Germany to allow deportation of Syrians to war-torn homeland if they pose a risk to security

A press conference with German politicians - Britta Pedersen/AFP
A press conference with German politicians - Britta Pedersen/AFP

Germany said on Friday that it would allow deportation of Syrians to their war-ravaged homeland from 2021 if they are deemed a security risk, five years after a massive refugee influx.

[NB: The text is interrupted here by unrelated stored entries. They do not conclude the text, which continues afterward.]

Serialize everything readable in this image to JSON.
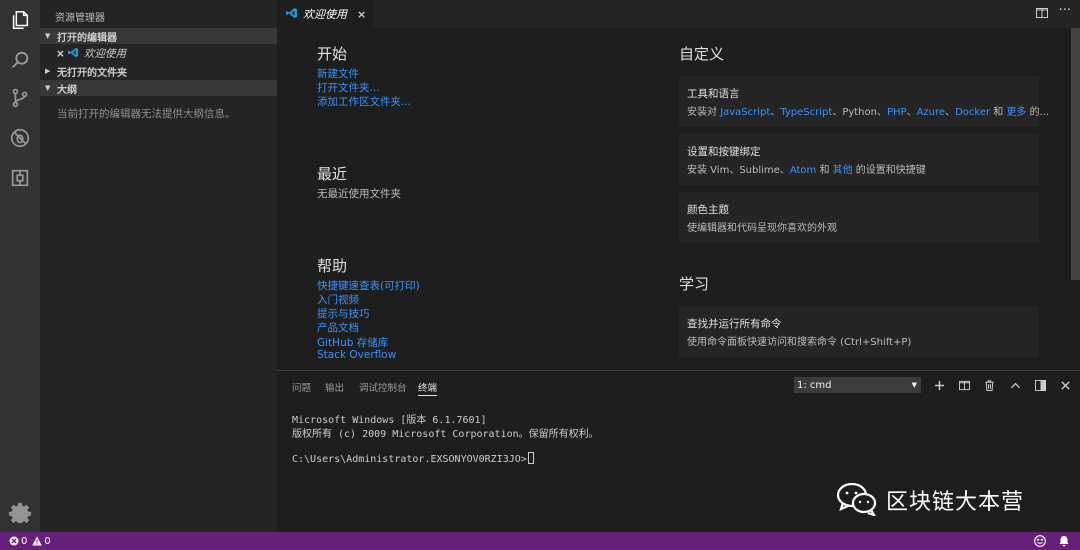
{
  "sidebar": {
    "title": "资源管理器",
    "open_editors": {
      "label": "打开的编辑器",
      "file": "欢迎使用"
    },
    "no_folder": {
      "label": "无打开的文件夹"
    },
    "outline": {
      "label": "大纲",
      "message": "当前打开的编辑器无法提供大纲信息。"
    }
  },
  "tab": {
    "label": "欢迎使用",
    "close": "×"
  },
  "welcome": {
    "start": {
      "heading": "开始",
      "links": [
        "新建文件",
        "打开文件夹...",
        "添加工作区文件夹..."
      ]
    },
    "recent": {
      "heading": "最近",
      "empty": "无最近使用文件夹"
    },
    "help": {
      "heading": "帮助",
      "links": [
        "快捷键速查表(可打印)",
        "入门视频",
        "提示与技巧",
        "产品文档",
        "GitHub 存储库",
        "Stack Overflow"
      ]
    },
    "customize": {
      "heading": "自定义",
      "cards": [
        {
          "title": "工具和语言",
          "pre": "安装对 ",
          "links": [
            "JavaScript",
            "TypeScript",
            "Python",
            "PHP",
            "Azure",
            "Docker"
          ],
          "sep": "、",
          "and": " 和 ",
          "more": "更多",
          "post": " 的..."
        },
        {
          "title": "设置和按键绑定",
          "pre": "安装 Vim、Sublime、",
          "link1": "Atom",
          "and": " 和 ",
          "link2": "其他",
          "post": " 的设置和快捷键"
        },
        {
          "title": "颜色主题",
          "desc": "使编辑器和代码呈现你喜欢的外观"
        }
      ]
    },
    "learn": {
      "heading": "学习",
      "cards": [
        {
          "title": "查找并运行所有命令",
          "desc": "使用命令面板快速访问和搜索命令 (Ctrl+Shift+P)"
        }
      ]
    }
  },
  "panel": {
    "tabs": [
      "问题",
      "输出",
      "调试控制台",
      "终端"
    ],
    "active_tab": "终端",
    "terminal_select": "1: cmd",
    "terminal_lines": [
      "Microsoft Windows [版本 6.1.7601]",
      "版权所有 (c) 2009 Microsoft Corporation。保留所有权利。",
      "",
      "C:\\Users\\Administrator.EXSONYOV0RZI3JO>"
    ]
  },
  "watermark": {
    "text": "区块链大本营"
  },
  "statusbar": {
    "errors": "0",
    "warnings": "0"
  },
  "colors": {
    "statusbar": "#68217a",
    "activity_bar": "#333333",
    "sidebar": "#252526",
    "editor": "#1e1e1e",
    "link": "#3794ff",
    "vscode_icon": "#1e9ad6"
  }
}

The EU's biggest economic power and most populous member allowed in hundreds of thousands of people fleeing Syria's devastating civil war in 2015-16 but security officials said it was time to lift blanket protections against expulsion.

“The general ban on deportations (to Syria) will expire at the end of this year,” Hans-Georg Engelke, state secretary at the interior ministry, told reporters.

“Those who commit crimes or pursue terrorist aims to do serious harm to our state and our population should and will have to leave our country.”

The decision, which drew vehement criticism from human rights groups, was taken at a telephone conference between federal Interior Minister Horst Seehofer, a hardline conservative who had long called for an end to the deportation ban, and his 16 state-level counterparts.

The Social Democrats (SPD), junior partners in Chancellor Angela Merkel's right-left “grand coalition” government, failed in their bid to win a six-month extension of the protections, in place since 2012.

They argued that the still precarious security and humanitarian situation in Syria made expulsions there indefensible.

Mr Engelke, standing in for Seehofer who was in quarantine after a coronavirus exposure, told a news conference that an estimated 90 Syrian suspected Islamists were believed to be in Germany.

Calls for a change in stance have been growing since a Syrian man was arrested in November on suspicion of carrying out a deadly knife attack in the city of Dresden.

Prosecutors said the 20-year-old, accused of killing one tourist and seriously injuring another, had a raft of criminal convictions and a history of involvement with the Islamist scene.

He had been living in Germany under “tolerated” status granted to people whose asylum requests have been rejected, but who cannot be deported.

Boris Pistorius of the SPD, interior minister of Lower Saxony, noted that on a practical level expulsions to Syria would remain next to impossible “because there are no state institutions with which we have diplomatic relations”.

But he sharply criticised the symbolic meaning of Germany becoming what he called the first EU country to lift the deportation ban.

Germany took in more than one million migrants including tens of thousands of Syrians at the height of the refugee influx 2015-16 when several EU member states shut their borders to asylum seekers.